Тошное чувство охватило его. Снова, как перед собранием, где требовали его покаянного выступления, он ощутил свою хлипкую, мотыльковую субтильность.
Миллионы тонн скального гранитного камня снова готовы были лечь на его плечи… Профессор Плетнев! Штрум сразу вспомнил статью в «Правде» о какой-то истеричке, обвинившей старого медика в грязных поступках. Как всегда, напечатанное показалось правдой. Видимо, чтение Гоголя, Толстого, Чехова и Короленко приучило к почти молитвенному отношению к русскому печатному слову. Но пришел час, день, и Штруму уж было очевидно, что газета лгала, что профессор Плетнев оклеветан.
А вскоре Плетнев и знаменитый терапевт из Кремлевской больницы доктор Левин были арестованы и признались, что убили Алексея Максимовича Горького.
Три человека смотрели на Штрума. Глаза их были дружественны, ласковы, уверенны. Свои среди своих. Шишаков по-братски признал огромное значение работы Штрума. Ковченко смотрел на него снизу вверх. Глаза Бадьина выражали: «Да, то, что ты делал, казалось чуждо мне. Но я ошибся. Я не понял. Партия меня поправила».

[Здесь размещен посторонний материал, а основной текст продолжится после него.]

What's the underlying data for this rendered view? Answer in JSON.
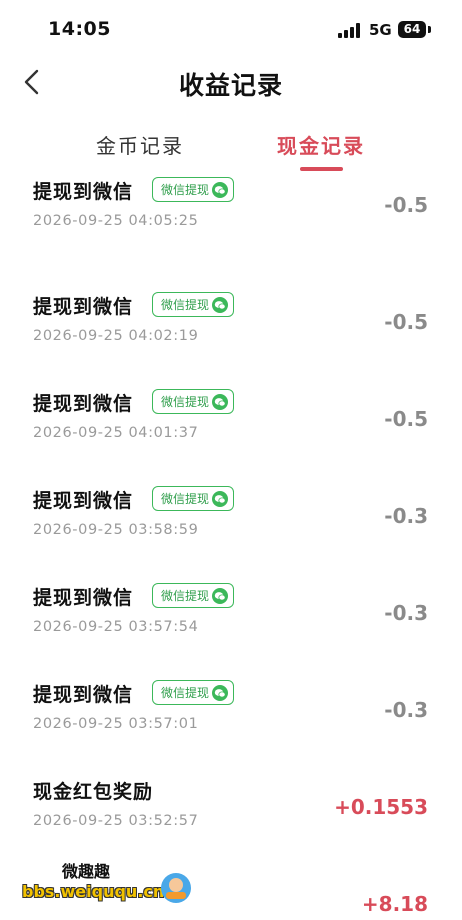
{
  "status_bar": {
    "time": "14:05",
    "network": "5G",
    "battery": "64"
  },
  "nav": {
    "title": "收益记录"
  },
  "tabs": [
    {
      "label": "金币记录",
      "active": false
    },
    {
      "label": "现金记录",
      "active": true
    }
  ],
  "records": [
    {
      "title": "提现到微信",
      "badge": "微信提现",
      "time": "2026-09-25 04:05:25",
      "amount": "-0.5"
    },
    {
      "title": "提现到微信",
      "badge": "微信提现",
      "time": "2026-09-25 04:02:19",
      "amount": "-0.5"
    },
    {
      "title": "提现到微信",
      "badge": "微信提现",
      "time": "2026-09-25 04:01:37",
      "amount": "-0.5"
    },
    {
      "title": "提现到微信",
      "badge": "微信提现",
      "time": "2026-09-25 03:58:59",
      "amount": "-0.3"
    },
    {
      "title": "提现到微信",
      "badge": "微信提现",
      "time": "2026-09-25 03:57:54",
      "amount": "-0.3"
    },
    {
      "title": "提现到微信",
      "badge": "微信提现",
      "time": "2026-09-25 03:57:01",
      "amount": "-0.3"
    },
    {
      "title": "现金红包奖励",
      "badge": "",
      "time": "2026-09-25 03:52:57",
      "amount": "+0.1553"
    },
    {
      "title": "",
      "badge": "",
      "time": "",
      "amount": "+8.18"
    }
  ],
  "watermark": {
    "top": "微趣趣",
    "url": "bbs.weiququ.cn"
  },
  "colors": {
    "accent": "#d84b59",
    "wechat_green": "#3cb85a",
    "muted": "#9a9a9a"
  }
}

Ковченко раскрыл красную папку и протянул Штруму отпечатанное на пишущей машинке письмо.
— Виктор Павлович, — сказал он, — надо вам сказать, что эта кампания англо-американцев прямо играет на руку фашистам. Вероятно, ее инспирировали мерзавцы из пятой колонны.
Бадьин, перебивая, сказал:
— К чему агитировать Виктора Павловича? У него сердце русского советского патриота, как и у всех нас.
— Конечно, — сказал Шишаков, — именно так.
— Да кто ж в этом сомневается? — сказал Ковченко.
— Да-да-да, — сказал Штрум.
Самым удивительным было то, что люди, еще недавно полные к нему презрения и подозрительности, сейчас были совершенно естественны в своем доверии и дружестве к нему и что он, все время помня их жестокость к себе, сейчас естественно воспринимал их дружеские чувства.